戻り値は、entsel 関数と上位互換のあるリストです。通常の図形の場合は、entsel 関数と同様のものが返ります。2D ポリラインや 3D ポリラインの場合は、【図形名】がポリラインそのものではなく頂点を指すものとなりますが、その戻り値の形式は同じです。ブロック参照の場合は、次のような拡張されたリストが返ります。

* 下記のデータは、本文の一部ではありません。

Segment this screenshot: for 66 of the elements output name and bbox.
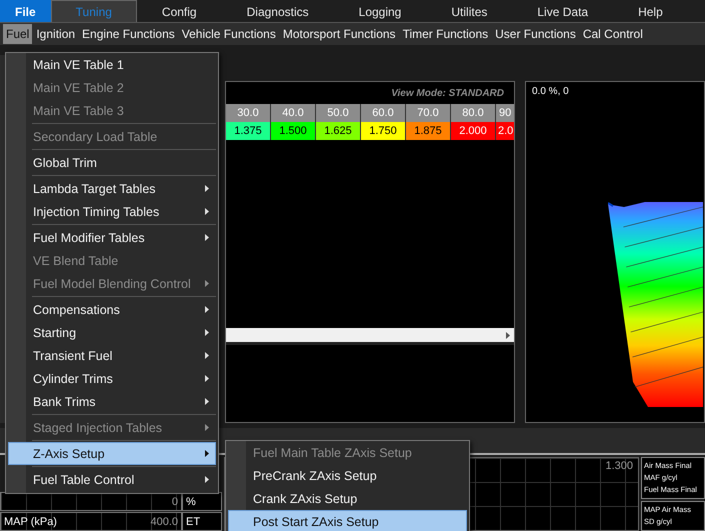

(430.891 -73.3072 0.0) ; クリックした点
( (1.0 0.0 0.0 157.006) ; MCS 変換マトリックス
(0.0 1.0 0.0 -75.9877)
(0.0 0.0 1.0 0.0)
(0.0 0.0 0.0 1.0)
)
( <図形名: 7ffff7063b0> ; ネストしたブロックのリスト
<図形名: 7ffff706410>
)
)
一番目と二番目の要素は、entsel 関数のものと同じです。
三番目の要素は、選択した図形の座標を WCS に座標変換する MCS の変換マトリックスです。変換マトリックスについては稿を改めて説明します。
四番目は、入れ子になったブロック構造を意味しており、選択図形が含まれるブロック定義の【図形名】が最初に、そして、さらにその外側でブロックを含むものがあれば次に加えられていきます。ネストしていないブロックであれば、ここは当該ブロックだけを含む要素が 1 つのリストです。